Die Noten für "Die Kunst der Fuge" von Johann Sebastian Bach liegen auf dem Notenständer. Martin Schutt/dpa-Zentralbild/dpa

Weimar - Die 8. Bachbiennale in Weimar wird in diesem Jahr einmalig umbenannt in Bachbiennale „für Weimar“. Das „für Weimar“ sei im doppelten Wortsinn zu verstehen, sagten die Organisatoren am Donnerstag bei der Vorstellung des Programms. Nach langer Stille gebe es vom 2. bis zum 11. Juli endlich wieder Musik für die Menschen in Weimar und Gäste der Stadt. Auch werde in diesem Jahr verstärkt mit regionalen Künstlern und Künstlerinnen gearbeitet, die von der Corona-Pandemie und den Maßnahmen zu Eindämmung des Virus schwer getroffen worden seien. 50 Veranstaltungen unter dem Motto „Bach natürlich“ sollen das Publikum an den Barockmusiker erinnern.
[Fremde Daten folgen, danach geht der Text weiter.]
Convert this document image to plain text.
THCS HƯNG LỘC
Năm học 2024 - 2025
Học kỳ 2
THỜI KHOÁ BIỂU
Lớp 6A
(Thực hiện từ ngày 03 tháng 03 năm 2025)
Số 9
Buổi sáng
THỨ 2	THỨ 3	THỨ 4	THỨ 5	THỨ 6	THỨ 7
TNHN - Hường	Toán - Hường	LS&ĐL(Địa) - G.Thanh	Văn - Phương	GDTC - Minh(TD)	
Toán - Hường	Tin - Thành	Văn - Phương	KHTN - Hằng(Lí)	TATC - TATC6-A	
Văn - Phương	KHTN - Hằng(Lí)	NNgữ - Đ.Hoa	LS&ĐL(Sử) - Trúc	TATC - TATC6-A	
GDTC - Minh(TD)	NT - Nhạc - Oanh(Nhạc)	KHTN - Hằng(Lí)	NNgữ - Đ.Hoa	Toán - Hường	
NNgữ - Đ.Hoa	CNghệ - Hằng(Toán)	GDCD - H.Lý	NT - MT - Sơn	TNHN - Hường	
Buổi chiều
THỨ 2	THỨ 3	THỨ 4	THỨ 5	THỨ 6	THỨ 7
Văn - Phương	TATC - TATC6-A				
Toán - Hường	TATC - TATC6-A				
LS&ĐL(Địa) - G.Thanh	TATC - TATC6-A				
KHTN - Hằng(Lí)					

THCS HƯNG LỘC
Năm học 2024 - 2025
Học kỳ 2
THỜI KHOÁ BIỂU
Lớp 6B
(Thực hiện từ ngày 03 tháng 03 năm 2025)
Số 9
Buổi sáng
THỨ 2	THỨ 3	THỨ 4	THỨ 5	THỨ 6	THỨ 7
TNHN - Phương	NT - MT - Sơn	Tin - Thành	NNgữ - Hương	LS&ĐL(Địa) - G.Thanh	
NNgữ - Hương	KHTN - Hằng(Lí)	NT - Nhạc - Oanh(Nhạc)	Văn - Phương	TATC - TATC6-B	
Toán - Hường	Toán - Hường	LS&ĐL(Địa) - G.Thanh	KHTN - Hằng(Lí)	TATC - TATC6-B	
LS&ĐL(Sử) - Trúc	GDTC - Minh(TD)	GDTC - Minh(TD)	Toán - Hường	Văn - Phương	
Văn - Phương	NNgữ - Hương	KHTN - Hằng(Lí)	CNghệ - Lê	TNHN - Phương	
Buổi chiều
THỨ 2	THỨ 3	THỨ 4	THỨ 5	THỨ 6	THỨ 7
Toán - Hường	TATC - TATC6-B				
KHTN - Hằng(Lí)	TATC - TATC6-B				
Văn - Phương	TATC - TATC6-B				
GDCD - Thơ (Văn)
Das Konzert „Natürliche Perlen“ soll am 2. Juli das Festival eröffnen. Programmhighlights sind aus Sicht der Veranstalter auch das Konzert „Bach privat“ am 9. Juli mit Cembalist Andreas Staier & Ensemble sowie das Barockfest am 10. Juli im Schießhaus Weimar.

Unter dem Titel „Bach mal spontan“ erwarten das Publikum zudem bei freiem Eintritt Brunnen- und Marktkonzerte unter freiem Himmel. Neben Konzerten an Bach-Orten, Stadtführungen mit Musik und dem Barockfest sollen auch kleine Konzerte die Musik Bachs in Weimarer Kindergärten und Seniorenzentren transportieren.

Weimar war für den in Eisenach geborenen Johann Sebastian Bach (1685-1750) zweimal für längere Zeit wichtige Lebensstation: 1703 sowie von 1708 bis 1717. Als Hoforganist schrieb er dort wichtige Werke, seine ersten sechs Kinder wurden hier geboren.